In all seriousness, I don't think every single Overcoming Bias post needs to be linked here. There's quite a lot of them, and you can afford to cherry-pick the best. Maybe just keep it to those items of advice that YCombinatorians will have likely cause to call upon? Building a startup should not be this hard.


Eliezer, Overcoming Bias posts are unusually good. Yes, I think many of them do belong here at Hacker News.


I want to know what he said in the AI box experiment to be let out.

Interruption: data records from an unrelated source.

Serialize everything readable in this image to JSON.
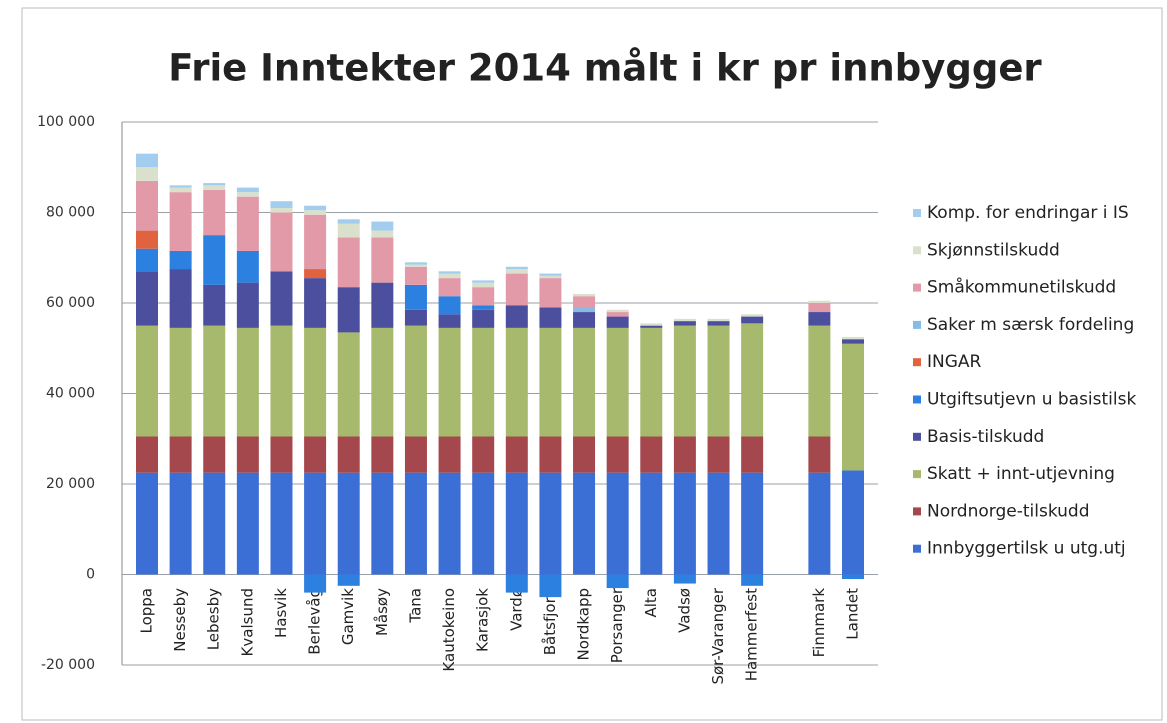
{
  "chart_data": {
    "type": "stacked_bar",
    "title": "Frie Inntekter 2014 målt i kr pr innbygger",
    "categories": [
      "Loppa",
      "Nesseby",
      "Lebesby",
      "Kvalsund",
      "Hasvik",
      "Berlevåg",
      "Gamvik",
      "Måsøy",
      "Tana",
      "Kautokeino",
      "Karasjok",
      "Vardø",
      "Båtsfjord",
      "Nordkapp",
      "Porsanger",
      "Alta",
      "Vadsø",
      "Sør-Varanger",
      "Hammerfest",
      null,
      "Finnmark",
      "Landet"
    ],
    "series": [
      {
        "name": "Innbyggertilsk u utg.utj",
        "color": "#3b6fd6",
        "values": [
          22500,
          22500,
          22500,
          22500,
          22500,
          22500,
          22500,
          22500,
          22500,
          22500,
          22500,
          22500,
          22500,
          22500,
          22500,
          22500,
          22500,
          22500,
          22500,
          null,
          22500,
          23000
        ]
      },
      {
        "name": "Nordnorge-tilskudd",
        "color": "#a5484e",
        "values": [
          8000,
          8000,
          8000,
          8000,
          8000,
          8000,
          8000,
          8000,
          8000,
          8000,
          8000,
          8000,
          8000,
          8000,
          8000,
          8000,
          8000,
          8000,
          8000,
          null,
          8000,
          0
        ]
      },
      {
        "name": "Skatt + innt-utjevning",
        "color": "#a6b96c",
        "values": [
          24500,
          24000,
          24500,
          24000,
          24500,
          24000,
          23000,
          24000,
          24500,
          24000,
          24000,
          24000,
          24000,
          24000,
          24000,
          24000,
          24500,
          24500,
          25000,
          null,
          24500,
          28000
        ]
      },
      {
        "name": "Basis-tilskudd",
        "color": "#4b4f9e",
        "values": [
          12000,
          13000,
          9000,
          10000,
          12000,
          11000,
          10000,
          10000,
          3500,
          3000,
          4000,
          5000,
          4500,
          3500,
          2500,
          500,
          1000,
          1000,
          1500,
          null,
          3000,
          1000
        ]
      },
      {
        "name": "Utgiftsutjevn u basistilsk",
        "color": "#2c80e0",
        "values": [
          5000,
          4000,
          11000,
          7000,
          0,
          -4000,
          -2500,
          0,
          5500,
          4000,
          1000,
          -4000,
          -5000,
          0,
          -3000,
          0,
          -2000,
          0,
          -2500,
          null,
          0,
          -1000
        ]
      },
      {
        "name": "INGAR",
        "color": "#e0623f",
        "values": [
          4000,
          0,
          0,
          0,
          0,
          2000,
          0,
          0,
          0,
          0,
          0,
          0,
          0,
          0,
          0,
          0,
          0,
          0,
          0,
          null,
          0,
          0
        ]
      },
      {
        "name": "Saker m særsk fordeling",
        "color": "#86bbe8",
        "values": [
          0,
          0,
          0,
          0,
          0,
          0,
          0,
          0,
          0,
          0,
          0,
          0,
          0,
          1000,
          0,
          0,
          0,
          0,
          0,
          null,
          0,
          0
        ]
      },
      {
        "name": "Småkommunetilskudd",
        "color": "#e39aa8",
        "values": [
          11000,
          13000,
          10000,
          12000,
          13000,
          12000,
          11000,
          10000,
          4000,
          4000,
          4000,
          7000,
          6500,
          2500,
          1000,
          0,
          0,
          0,
          0,
          null,
          2000,
          0
        ]
      },
      {
        "name": "Skjønnstilskudd",
        "color": "#d9e1cd",
        "values": [
          3000,
          1000,
          1000,
          1000,
          1000,
          1000,
          3000,
          1500,
          500,
          1000,
          1000,
          1000,
          500,
          500,
          500,
          500,
          500,
          500,
          500,
          null,
          500,
          500
        ]
      },
      {
        "name": "Komp. for endringar i IS",
        "color": "#a3cdee",
        "values": [
          3000,
          500,
          500,
          1000,
          1500,
          1000,
          1000,
          2000,
          500,
          500,
          500,
          500,
          500,
          0,
          0,
          0,
          0,
          0,
          0,
          null,
          0,
          0
        ]
      }
    ],
    "ylim": [
      -20000,
      100000
    ],
    "yticks": [
      {
        "value": -20000,
        "label": "-20 000"
      },
      0,
      {
        "value": 20000,
        "label": "20 000"
      },
      {
        "value": 40000,
        "label": "40 000"
      },
      {
        "value": 60000,
        "label": "60 000"
      },
      {
        "value": 80000,
        "label": "80 000"
      },
      {
        "value": 100000,
        "label": "100 000"
      }
    ],
    "grid": true
  }
}
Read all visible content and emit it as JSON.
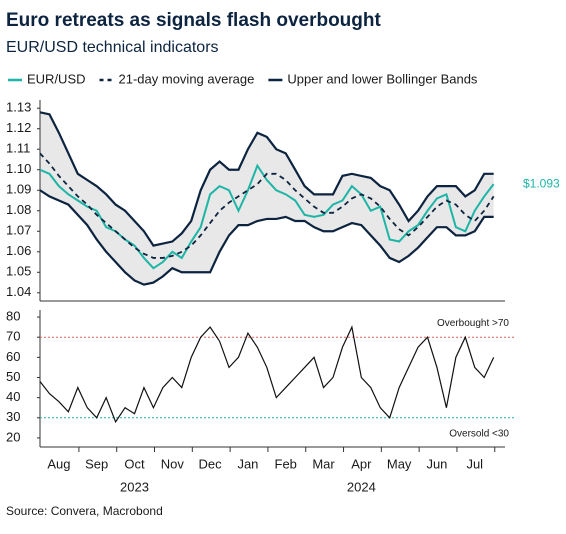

Shrug. He sweet-talked some guy on the internet into stupidly parting with ten bucks. Big fricking woop. Used car salesmen perform far more impressive (and lucrative) tricks of manipulation every day. I'm not sure why he's still straining his arm to pat himself on the back over it, especially as he eventually started losing and then gave up.

Sorry Eliezer, but the self-congratulatory tone of these posts is pretty grating. You've never done anything impossible, and if winning at a "let's pretend I'm an AI" role-playing game is the most impossible thing you've ever done then you've never done anything hard either.


The point of the post wasn't the AI box game. I agree that, at least to me, convincing someone to let you out of the box doesn't really sound impossible. In the post he says he chose it as the example of something "impossible" specifically because it's about the easiest thing he could think of to achieve and then discuss that to many people seems impossible. He's just aiming in the post to give people a real sense of what it means to try to solve an impossible problem, and try with the actual goal of succeeding.

I also think formulating a provably friendly AI probably actually is an extremely hard problem. I'm glad he's undertaking the challenge.